Das Weinen (Die Whänen), mise en scène de Christoph Marthaler, d’après l’œuvre de Dieter Roth

 En français Pleurer, s’illusionner : le titre allemand utilise des assonances à l’image du texte de Dieter Roth (1930-1998) à la base de ce spectacle. L’univers de cet artiste germano-suisse entre en résonance avec celui de Christoph Marthaler qui, pour ses mises en scène, pioche dans un recueil que lui avait offert l’artiste vers 1980. Das Weinen. Das Wähnen. Tränenmeer 4 (Pleurer, s’illusionner, Mer de larmes 4). Proche du mouvement néo Dada Fluxus, Dieter Roth pensait, un peu dans le sillage de Marcel Duchamp, que tout pouvait faire art: carnet de notes, table de travail, téléphone, jusqu’à la cuisine d’un ami qui sera vendue à un musée. Cet artiste a toujours entretenu un rapport particulier à l’écriture dans ses installations et livres d’art : «Rien n’est plus important qu’écrire, ou plutôt ruminer. Former des phrases.» Christoph Marthaler parle de lui comme d’un «écrivain maniaque, auteur de textes géniaux et apocalyptiques».

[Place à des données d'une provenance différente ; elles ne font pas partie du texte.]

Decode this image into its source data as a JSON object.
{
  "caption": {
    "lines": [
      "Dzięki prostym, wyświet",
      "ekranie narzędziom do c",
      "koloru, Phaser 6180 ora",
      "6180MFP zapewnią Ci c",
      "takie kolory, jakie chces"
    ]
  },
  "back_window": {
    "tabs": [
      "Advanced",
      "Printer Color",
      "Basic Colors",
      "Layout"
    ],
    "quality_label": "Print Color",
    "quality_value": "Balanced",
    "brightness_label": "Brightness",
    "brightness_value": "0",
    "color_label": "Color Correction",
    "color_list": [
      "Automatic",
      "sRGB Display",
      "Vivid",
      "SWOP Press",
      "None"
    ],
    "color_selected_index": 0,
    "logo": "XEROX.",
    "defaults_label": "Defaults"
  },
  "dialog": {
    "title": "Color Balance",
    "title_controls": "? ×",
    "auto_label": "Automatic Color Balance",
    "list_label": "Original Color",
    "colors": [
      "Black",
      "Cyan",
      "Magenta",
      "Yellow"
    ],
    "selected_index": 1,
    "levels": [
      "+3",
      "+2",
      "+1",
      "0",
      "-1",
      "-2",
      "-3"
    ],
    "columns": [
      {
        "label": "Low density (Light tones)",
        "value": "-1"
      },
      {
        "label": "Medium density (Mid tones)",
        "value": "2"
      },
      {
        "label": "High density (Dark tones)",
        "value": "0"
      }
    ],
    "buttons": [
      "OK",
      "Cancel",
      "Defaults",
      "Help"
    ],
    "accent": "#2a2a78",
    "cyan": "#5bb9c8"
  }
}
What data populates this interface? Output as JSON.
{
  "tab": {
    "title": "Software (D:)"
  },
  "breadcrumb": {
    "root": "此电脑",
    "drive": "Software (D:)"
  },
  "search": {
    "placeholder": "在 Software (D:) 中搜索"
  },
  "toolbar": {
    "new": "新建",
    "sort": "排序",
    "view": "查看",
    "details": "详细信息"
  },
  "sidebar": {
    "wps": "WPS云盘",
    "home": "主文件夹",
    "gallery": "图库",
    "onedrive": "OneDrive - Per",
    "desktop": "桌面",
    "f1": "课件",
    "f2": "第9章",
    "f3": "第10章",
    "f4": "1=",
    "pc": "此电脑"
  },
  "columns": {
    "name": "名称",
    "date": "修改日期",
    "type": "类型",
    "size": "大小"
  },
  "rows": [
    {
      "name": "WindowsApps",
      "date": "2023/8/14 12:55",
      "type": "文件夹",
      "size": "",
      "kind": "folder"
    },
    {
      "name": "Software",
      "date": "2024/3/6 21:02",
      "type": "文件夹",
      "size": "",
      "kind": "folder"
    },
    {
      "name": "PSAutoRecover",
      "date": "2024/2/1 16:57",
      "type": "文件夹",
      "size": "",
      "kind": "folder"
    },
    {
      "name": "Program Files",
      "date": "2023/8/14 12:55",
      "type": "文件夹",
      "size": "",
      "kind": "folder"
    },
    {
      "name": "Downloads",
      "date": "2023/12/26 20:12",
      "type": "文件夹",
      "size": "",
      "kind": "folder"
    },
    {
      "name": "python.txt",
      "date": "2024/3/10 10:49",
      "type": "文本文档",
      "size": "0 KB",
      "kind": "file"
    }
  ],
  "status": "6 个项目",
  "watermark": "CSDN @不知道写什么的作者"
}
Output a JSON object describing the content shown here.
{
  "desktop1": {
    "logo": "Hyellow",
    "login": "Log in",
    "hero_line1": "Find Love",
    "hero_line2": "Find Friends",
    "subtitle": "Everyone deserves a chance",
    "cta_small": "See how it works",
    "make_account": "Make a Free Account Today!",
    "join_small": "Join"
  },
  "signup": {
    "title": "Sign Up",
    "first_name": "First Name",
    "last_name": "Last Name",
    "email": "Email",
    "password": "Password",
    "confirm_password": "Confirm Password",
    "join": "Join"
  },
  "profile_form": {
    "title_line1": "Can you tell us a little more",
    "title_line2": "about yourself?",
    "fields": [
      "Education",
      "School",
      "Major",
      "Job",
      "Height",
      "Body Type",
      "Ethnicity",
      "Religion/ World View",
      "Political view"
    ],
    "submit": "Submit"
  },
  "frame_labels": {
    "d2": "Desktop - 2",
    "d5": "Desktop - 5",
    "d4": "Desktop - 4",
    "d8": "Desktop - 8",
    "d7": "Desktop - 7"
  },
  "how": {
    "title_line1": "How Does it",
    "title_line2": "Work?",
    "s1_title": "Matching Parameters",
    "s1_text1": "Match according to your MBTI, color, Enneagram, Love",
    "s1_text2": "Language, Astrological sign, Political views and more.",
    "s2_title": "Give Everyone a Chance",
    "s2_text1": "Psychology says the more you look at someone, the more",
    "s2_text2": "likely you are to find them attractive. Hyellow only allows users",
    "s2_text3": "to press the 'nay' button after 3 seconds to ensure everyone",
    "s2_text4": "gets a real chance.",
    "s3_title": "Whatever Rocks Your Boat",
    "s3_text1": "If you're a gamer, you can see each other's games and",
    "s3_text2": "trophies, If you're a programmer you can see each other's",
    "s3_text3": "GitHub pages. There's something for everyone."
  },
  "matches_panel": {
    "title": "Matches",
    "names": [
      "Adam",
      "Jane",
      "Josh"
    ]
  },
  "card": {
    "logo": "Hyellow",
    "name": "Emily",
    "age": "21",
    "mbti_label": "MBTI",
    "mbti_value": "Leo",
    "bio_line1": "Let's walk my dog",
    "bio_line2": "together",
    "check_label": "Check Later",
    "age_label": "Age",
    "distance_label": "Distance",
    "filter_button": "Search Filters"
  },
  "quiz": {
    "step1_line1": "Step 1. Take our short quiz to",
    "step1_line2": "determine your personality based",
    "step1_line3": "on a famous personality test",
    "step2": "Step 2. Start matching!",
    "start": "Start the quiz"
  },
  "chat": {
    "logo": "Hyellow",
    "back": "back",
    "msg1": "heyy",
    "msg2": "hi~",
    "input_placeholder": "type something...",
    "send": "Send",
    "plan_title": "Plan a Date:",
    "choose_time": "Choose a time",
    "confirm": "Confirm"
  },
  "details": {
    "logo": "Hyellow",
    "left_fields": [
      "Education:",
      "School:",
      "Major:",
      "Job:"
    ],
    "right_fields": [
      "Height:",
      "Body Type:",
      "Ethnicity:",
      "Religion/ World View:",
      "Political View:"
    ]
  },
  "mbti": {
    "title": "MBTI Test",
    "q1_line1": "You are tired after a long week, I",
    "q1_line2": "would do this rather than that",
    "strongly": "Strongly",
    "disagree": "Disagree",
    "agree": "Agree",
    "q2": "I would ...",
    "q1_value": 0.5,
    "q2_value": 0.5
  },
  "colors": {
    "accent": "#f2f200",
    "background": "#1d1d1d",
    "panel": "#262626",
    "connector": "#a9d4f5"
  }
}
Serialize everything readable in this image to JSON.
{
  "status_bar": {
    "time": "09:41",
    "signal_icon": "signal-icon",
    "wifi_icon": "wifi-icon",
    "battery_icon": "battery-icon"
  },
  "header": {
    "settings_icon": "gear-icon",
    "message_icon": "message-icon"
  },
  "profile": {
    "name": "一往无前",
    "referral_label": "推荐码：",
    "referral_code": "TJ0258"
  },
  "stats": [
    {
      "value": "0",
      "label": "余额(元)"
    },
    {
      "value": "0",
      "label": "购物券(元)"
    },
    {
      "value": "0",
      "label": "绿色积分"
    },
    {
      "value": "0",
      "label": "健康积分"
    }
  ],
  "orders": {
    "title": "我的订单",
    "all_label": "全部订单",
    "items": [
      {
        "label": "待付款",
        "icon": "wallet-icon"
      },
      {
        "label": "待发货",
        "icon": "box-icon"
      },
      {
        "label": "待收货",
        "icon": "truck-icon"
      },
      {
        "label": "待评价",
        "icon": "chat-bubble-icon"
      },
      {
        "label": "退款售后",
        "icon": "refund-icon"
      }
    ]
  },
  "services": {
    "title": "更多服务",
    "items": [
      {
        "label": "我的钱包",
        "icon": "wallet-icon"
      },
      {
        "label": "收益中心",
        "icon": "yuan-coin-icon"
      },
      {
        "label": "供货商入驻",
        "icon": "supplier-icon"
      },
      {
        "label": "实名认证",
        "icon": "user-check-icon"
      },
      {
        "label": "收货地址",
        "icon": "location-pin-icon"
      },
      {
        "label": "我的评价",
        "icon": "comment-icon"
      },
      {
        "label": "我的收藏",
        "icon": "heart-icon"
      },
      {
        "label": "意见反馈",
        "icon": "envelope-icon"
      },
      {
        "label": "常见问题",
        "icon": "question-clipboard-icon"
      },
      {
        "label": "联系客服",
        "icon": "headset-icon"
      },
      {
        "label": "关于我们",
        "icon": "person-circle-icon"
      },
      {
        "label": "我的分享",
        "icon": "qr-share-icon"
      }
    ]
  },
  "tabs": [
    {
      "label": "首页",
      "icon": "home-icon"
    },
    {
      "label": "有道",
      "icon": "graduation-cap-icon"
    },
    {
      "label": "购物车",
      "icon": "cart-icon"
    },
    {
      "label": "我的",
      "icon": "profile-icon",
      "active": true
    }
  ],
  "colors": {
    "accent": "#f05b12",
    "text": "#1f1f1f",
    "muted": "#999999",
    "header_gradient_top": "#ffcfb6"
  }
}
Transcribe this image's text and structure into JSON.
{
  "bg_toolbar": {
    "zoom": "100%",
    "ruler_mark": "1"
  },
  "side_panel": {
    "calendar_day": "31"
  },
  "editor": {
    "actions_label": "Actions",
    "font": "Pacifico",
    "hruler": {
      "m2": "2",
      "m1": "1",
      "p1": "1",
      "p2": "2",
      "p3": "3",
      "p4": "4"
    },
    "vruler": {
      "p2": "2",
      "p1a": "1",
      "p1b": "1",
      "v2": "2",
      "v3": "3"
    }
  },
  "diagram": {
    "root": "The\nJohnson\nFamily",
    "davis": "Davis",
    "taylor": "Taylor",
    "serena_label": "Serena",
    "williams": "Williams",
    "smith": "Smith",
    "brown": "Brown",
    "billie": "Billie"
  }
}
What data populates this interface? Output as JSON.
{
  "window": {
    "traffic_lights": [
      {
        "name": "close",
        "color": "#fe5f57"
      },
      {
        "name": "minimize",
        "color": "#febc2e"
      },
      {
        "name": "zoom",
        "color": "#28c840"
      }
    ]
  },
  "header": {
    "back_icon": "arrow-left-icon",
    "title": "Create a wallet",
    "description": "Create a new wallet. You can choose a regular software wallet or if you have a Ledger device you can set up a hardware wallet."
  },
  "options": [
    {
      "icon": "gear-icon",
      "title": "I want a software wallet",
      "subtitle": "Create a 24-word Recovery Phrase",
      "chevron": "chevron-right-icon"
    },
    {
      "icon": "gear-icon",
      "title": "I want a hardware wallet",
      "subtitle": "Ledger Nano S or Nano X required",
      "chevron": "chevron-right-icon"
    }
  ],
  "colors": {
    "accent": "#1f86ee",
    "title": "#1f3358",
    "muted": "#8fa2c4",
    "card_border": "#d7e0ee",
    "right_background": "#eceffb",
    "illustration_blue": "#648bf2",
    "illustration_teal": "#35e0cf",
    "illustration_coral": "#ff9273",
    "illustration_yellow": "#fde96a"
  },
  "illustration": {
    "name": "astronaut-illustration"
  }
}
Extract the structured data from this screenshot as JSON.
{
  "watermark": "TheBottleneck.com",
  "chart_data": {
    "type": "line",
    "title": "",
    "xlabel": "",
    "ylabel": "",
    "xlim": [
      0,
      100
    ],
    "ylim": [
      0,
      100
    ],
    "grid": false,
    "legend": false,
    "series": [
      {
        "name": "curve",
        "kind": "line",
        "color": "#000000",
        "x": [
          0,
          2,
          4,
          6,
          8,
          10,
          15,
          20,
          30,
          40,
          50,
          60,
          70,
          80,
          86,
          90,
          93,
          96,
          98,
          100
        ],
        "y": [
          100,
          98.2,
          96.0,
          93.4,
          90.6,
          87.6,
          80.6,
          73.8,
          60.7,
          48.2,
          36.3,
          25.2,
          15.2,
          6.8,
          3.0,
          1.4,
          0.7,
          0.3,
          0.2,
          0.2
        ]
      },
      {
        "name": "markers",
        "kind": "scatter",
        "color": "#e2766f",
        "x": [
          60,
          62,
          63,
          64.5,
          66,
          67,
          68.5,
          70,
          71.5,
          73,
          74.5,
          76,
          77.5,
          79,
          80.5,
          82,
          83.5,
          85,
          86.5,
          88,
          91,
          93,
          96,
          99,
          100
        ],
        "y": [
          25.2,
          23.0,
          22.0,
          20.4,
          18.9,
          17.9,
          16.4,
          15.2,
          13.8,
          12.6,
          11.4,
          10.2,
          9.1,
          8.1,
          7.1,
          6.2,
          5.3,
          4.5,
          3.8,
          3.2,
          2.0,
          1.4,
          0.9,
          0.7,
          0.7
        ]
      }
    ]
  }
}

A l’inverse de l’univers ludique de son ami: ready-made, œuvres périssables comme un autoportrait en graines pour oiseaux, il transpose sa pièce dans l’atmosphère clinique d’une pharmacie car il s’est souvenu avoir rencontré Dieter Roth… à la pharmacie Schifflände à Bâle où il lui avait dit  que son écriture était « l’effet secondaire de tout ce qu’il fait au quotidien  » Et « cela a été une révélation, dit le metteur en scène: il me fallait une pharmacie propre, réaliste. C’était avant le covid.» 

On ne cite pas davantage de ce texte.